Carolyn A. Nadeau
Position title: Biruté Ciplijauskaité Fellow (2022-2023)
Address:
Byron S. Tucci Professor of Spanish, World Languages, Literatures, and Cultures, Illinois Wesleyan University
Artistic Voices of the Columbian Exchange
In virtually all literary genres and in paintings, early modern Spanish artists incorporated New World food imagery into their works in ways that ranged from the bawdy to the mystical. This book-length project, “Artistic Voices of the Columbian Exchange,” explores how poets, especially, and also playwrights, painters, and storytellers represented New World foodstuffs and used the power of their poetic voice to create food fantasies. This study also investigates what role these artists played in the transformation of New World foodstuffs, like the tomato, pepper, potato, and chocolate, to name the most salient, into defining ingredients of Spanish cuisine today.

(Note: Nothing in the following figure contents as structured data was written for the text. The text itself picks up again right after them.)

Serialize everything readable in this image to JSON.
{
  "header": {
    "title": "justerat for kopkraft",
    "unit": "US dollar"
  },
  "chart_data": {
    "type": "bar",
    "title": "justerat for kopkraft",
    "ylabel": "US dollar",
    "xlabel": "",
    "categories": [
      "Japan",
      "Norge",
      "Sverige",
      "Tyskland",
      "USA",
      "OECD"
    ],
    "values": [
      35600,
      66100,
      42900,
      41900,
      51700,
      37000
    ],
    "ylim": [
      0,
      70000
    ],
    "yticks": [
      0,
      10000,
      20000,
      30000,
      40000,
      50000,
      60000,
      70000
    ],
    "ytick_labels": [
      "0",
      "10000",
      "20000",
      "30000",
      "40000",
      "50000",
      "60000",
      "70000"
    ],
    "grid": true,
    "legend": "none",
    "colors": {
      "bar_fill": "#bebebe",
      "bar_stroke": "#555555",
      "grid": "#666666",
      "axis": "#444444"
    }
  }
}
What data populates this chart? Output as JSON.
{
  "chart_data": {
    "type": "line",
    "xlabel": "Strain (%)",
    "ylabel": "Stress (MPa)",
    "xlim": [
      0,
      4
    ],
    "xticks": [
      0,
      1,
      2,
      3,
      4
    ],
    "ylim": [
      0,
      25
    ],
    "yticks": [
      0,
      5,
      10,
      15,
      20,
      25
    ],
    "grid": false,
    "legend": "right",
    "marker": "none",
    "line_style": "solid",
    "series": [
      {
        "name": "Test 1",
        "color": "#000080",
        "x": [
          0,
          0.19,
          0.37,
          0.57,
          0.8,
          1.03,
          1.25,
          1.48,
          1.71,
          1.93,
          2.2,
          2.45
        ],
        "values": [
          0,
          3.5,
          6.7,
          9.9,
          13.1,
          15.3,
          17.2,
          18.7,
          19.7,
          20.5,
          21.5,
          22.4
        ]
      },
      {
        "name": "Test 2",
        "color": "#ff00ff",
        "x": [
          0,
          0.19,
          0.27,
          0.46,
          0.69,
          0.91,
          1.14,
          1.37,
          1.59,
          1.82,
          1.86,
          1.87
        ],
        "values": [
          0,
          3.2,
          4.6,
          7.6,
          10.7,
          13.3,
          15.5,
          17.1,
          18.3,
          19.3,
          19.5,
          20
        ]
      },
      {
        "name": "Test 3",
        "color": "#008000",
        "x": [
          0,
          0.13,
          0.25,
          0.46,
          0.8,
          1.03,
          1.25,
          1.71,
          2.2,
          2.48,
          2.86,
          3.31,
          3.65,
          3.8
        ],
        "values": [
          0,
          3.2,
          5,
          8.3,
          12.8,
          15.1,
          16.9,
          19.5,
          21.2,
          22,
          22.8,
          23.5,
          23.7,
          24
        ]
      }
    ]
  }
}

Carolyn Nadeau is the Byron S. Tucci Professor of Spanish at Illinois Wesleyan University. Carolyn is fascinated by the role food played in Spain’s social and cultural development. To that end, her monograph, Food Matters. Alonso Quijano’s Diet and the Discourse of Early Modern Food in Spain (U Toronto Press, 2016), contextualizes the shifts in Spain’s gastronomic history at many levels of society and in the process explores the evolving social and cultural identity of early modern Spain. Her most recent work isa critical edition and translation of Francisco Martínez Montiño’s Arte de cocina, pastelería, vizcochería y conservería [The Art of Cooking, Pie Making, Pastry Making and Preserving] (1611) (U Toronto P, forthcoming). This project unpacks Martínez Montiño’s sophisticated culinary experiences and explains the trends and complexities that constitute Spain’s culinary practices during the early modern period. Other recent publications include articles on images of taste on the early modern Spanish stage, sensory ailments in early modern domestic literature, peppers and basil as Old World-New World markers in the writing of Cervantes, a gastronomic map of Don Quixote, the role of wine in the formation of Morisco identity, and contributions of medieval food manuals to Spain’s culinary heritage.